As revealed at a Mineral Management Services workshop in Williamsburg in late 2008, large data gaps exist when it comes to the endangered and protected species and the diverse ecosystems found in Virginia’s offshore ocean canyons and coral reefs. Especially for oil spill risk analysis, current and wind information has been deemed a high priority data gap.
“Not only are there huge gaps in the scientific information needed to evaluate the impact of drilling off Virginia’s coast, but its offshore zone is a vital piece of a much larger and interconnected coastal and oceanic ecosystem”, added Levandoski. “Rather than singling out a small area off a single state for environmental study – as Virginia is right now – the Atlantic coast as a whole needs to be thoroughly studied. That study is painfully absent from the drilling plan currently being proposed.”
“Numerous questions also arise as a result of a District of Columbia Court of Appeals’ opinion tossing out the 2007-2012 drilling program for its deficiencies in the scientific and environmental analysis”, said Besa. “The legal ramifications of proceeding with drilling Virginia’s offshore zone, which was proposed in this flawed program, should instead be giving our policymakers great pause.”

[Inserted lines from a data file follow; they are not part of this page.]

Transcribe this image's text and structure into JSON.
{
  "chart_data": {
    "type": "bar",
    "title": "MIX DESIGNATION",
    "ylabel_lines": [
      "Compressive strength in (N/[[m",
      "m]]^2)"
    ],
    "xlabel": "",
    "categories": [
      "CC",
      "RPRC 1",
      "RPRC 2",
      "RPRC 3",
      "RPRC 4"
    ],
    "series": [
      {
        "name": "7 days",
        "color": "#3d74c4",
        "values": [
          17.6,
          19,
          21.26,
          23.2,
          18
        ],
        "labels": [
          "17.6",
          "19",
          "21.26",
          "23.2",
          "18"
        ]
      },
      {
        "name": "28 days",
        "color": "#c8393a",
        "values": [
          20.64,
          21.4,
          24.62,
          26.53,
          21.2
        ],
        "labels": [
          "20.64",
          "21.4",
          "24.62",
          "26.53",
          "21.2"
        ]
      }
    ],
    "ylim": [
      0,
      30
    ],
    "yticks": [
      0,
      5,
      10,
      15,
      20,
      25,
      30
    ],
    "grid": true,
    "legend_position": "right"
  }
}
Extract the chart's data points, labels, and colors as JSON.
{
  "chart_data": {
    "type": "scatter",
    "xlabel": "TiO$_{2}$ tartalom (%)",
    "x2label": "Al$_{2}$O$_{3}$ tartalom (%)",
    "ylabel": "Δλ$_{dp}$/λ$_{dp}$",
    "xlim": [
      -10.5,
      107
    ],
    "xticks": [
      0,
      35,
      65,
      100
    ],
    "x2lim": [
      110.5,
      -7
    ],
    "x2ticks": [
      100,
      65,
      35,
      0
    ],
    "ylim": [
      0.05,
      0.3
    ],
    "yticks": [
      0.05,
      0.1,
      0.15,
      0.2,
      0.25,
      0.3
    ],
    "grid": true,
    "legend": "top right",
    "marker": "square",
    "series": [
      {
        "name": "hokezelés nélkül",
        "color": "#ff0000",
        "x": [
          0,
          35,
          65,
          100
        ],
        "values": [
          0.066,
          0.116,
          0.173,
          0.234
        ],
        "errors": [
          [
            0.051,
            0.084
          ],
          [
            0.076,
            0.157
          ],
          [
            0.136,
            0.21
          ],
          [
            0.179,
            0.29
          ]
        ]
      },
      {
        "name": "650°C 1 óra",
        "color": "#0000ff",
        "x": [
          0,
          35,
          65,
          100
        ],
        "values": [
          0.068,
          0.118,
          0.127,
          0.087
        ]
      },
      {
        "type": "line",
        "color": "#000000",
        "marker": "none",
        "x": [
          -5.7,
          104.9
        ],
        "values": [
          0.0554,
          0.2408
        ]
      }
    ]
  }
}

“Also, mixing rockets, missiles and live munitions with offshore drilling rigs and pipelines is an environmental nightmare waiting to happen”, said Levandoski. “Thus the Navy and NASA have maintained their constant opposition to Virginia offshore drilling.”
“Encroachment in the Virginia CAPES operating area, where the Navy has maintained its opposition to Virginia drilling, would provide compelling reason for Navy to move its forces to states like Florida that protect offshore training ranges from drilling”, said Levandoski. “The loss of Oceana jets means a net loss of 11,000 jobs, $773 million in annual payroll, and $452 million in annual local contracting. This loss of jobs dwarfs even the most speculative of job creation estimates from Virginia drilling.”
“There are not only the risks of spills both chronic and catastrophic but also the industrialization of our coastal communities that would either debilitate or destroy Virginia’s coastal economy,” said Besa. “For just the Mid-Atlantic area alone, the annual value of these sustainable activities is almost 4 times that of oil and gas extraction. That’s $13.55 billion from industries completely dependent on clean beaches and healthy ocean waters compared to $3.7 billion from dwindling nonrenewable risky source that in Virginia’s case represents a mere 6.5 days of supply before it’s exhausted.”